1. İçeriğe git
  2. Ana menüye git
  3. DW'nin diğer sayfalarına git

09.02.2006 - Alman basınından özetler...

Derleyen: Beklan Kulaksızoğlu9 Şubat 2006
https://p.dw.com/p/AbnW

Hazreti Muhammed karikatürlerine yönelik tepkilerle ilgili yorumlar Alman basınında geniş yer almaya devam ediyor.

Stuttgarter Zeitung, Avrupa ve özellikle Almanya’nın karikatür krizine şimdiye kadar soğukkanlı bir şekilde yaklaştığını, tek çözümün diyalogdan geçtiğini vurguluyor:

“Şiddetin kınanmasında, Müslümanlar’in dini duygularının incitilmesi konusundaki tepkide ve basın özgürlüğünün savunulmasında Avrupa uzlaşı içinde hareket etti. Almanya’daki Müslüman dernekleri de bu saflara katıldı ve karikatürlere öfke duymasına rağmen itidal çağrısında bulundu. Şu an gerekli olan, kılıçların indirilmesi, gerilimin yatıştırılmasıdır. Birkaç İslamcı fanatik dışında kültürlerarası çatışmadan kim yarar bekleyebilir ki? Kim dünyayı bir kaos içine sürükleme riskini alacak kadar çıldırmış olabilir?
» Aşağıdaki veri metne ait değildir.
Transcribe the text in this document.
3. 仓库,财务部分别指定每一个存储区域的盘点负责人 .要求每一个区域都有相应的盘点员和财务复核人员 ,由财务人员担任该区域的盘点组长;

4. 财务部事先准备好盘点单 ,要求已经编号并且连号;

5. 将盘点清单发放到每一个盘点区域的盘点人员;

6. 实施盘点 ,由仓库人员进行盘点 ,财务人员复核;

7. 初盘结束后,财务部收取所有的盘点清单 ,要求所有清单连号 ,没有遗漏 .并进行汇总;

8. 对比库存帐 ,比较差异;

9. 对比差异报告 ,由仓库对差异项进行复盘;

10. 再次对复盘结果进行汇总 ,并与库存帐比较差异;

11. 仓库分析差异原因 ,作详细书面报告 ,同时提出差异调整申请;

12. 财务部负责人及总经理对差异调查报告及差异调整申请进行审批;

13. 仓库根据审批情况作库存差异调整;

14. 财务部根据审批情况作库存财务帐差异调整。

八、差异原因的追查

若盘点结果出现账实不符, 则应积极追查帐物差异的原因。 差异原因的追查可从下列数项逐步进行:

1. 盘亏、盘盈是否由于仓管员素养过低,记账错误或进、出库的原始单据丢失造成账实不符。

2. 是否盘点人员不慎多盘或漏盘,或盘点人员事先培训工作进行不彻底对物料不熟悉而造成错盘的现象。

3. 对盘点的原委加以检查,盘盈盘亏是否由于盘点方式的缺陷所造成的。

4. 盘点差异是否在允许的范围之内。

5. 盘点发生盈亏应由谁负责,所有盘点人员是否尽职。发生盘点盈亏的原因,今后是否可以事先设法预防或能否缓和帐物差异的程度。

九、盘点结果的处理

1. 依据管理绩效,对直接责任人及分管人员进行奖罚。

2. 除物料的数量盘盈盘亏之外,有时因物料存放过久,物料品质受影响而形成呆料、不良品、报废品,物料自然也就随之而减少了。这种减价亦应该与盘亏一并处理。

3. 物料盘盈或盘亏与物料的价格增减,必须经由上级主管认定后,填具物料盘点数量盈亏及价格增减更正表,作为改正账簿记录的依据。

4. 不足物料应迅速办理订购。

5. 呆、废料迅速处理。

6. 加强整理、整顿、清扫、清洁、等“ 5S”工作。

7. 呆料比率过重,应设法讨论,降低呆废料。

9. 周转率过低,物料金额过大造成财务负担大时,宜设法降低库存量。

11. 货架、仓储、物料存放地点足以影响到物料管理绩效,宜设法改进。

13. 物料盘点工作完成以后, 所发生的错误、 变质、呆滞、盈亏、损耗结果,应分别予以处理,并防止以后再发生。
Batı ve Doğu arasında eleştirel de olsa bir diyalog sürdürmekten başka seçenek yok.”

Financial Times Deutschland gazetesi ise Danimarka’ya karşı ilan edilen ticari boykotları ele alıyor:

“Olayın hukuki boyutu çok açık: Danimarka’ya yönelik bir ticari boykot, tüm AB’ye yönelik sayılır Danimarkalılar ticari politikalarla ilgili yetkilerini büyük ölçüde AB’ye devretti. İran’ın Danimarka ile tüm ticari ilişkileri kestiğini açıklaması ise sadece ticaret politikalarını ilgilendiren bir konu değil. İran’ın nükleer programıyla ilgili yeniden atağa geçmek için ilişkilerde gerilimi tırmandırmak istediği zaten apaçık belliydi.“

Berliner Kurier gazetesi de yorumunda İran’ın tutumunu eleştiriyor:

“İranlı politikacılar eski deyişe göre davranıyor: ‘Dişe diş, kana kan.’ Muhammed karikatürlerinin yayınlanması tabii ki tartışılır. Ama İran, Yahudi soykırımı ile ilgili karikatürler yayımlayarak misillemede bulunmak istiyor. Almanya Başbakanı Angela Merkel’in, İran’ın atom bombası programına yönelik eleştirilerine nefretle tepki veriyor, Merkel’i Hitler ile karşılaştırıyorlar. Ama burada tepkiler aynı şekilde verilmiyor. Kimse gidip İran Büyükelçiliği’ne saldırmıyor. Nefret spirali durduruluyor. Mücadele kör şiddet yerine çarpıcı tezler yoluyla verilmelidir. Konu Allah da olsa.”

Berlin’de yayımlanan Tageszeitung, Hıristiyan Sosyal Birlik partili Bavyera Eyaleti İçişleri Bakanı Günter Beckstein’ın tartışmalı ifadelerini ele alıyor. Beckstein, Almanya’da yaşayan Müslümanlar’ın azımsanamayacak bir bölümünün Alman Anayasası’nın Kur’an ile bağdaşmadığını düşündüğünü iddia ederek, bu kişilerin ülkelerine gönderilmeleri gerektiğini söylemişti. Tageszeitung’un yorumu şöyle:

“Beckstein’ın ortaya attığı, Kuran Alman Anayasası ile bağdaşıyor mu şeklindeki soru tuhaf. Bağdaşmıyorsa ne olacak yani? Hem Hristiyanlık’taki durum nasıl ki? Anayasaya uygun olan modern aile hukuku ya da bankacılık yasası on emirle uyuşuyor mu? Eğer uyuşmuyorsa Anayasa mı değiştirilmeli, yoksa on emiri mi değiştireceğiz? Anayasa bir din değildir. Anayasa’ya uyulmak zorundadır, ama ona inanmak zorunlu değildir. İslam dünyasında Batı’ya karşı her tür protestoya sevinen bir sürü hükümet var. Ortak bir düşman resmi, toplumda birlik yaratır, içeride istikrar getirir, sisteme eleştirel bakanları sınırlandırmaya yardımcı olur. İslam dünyası dışında da bu mekanizmayı bilip takdir eden siyasetçiler olduğu apaçık ortada. Maalesef!”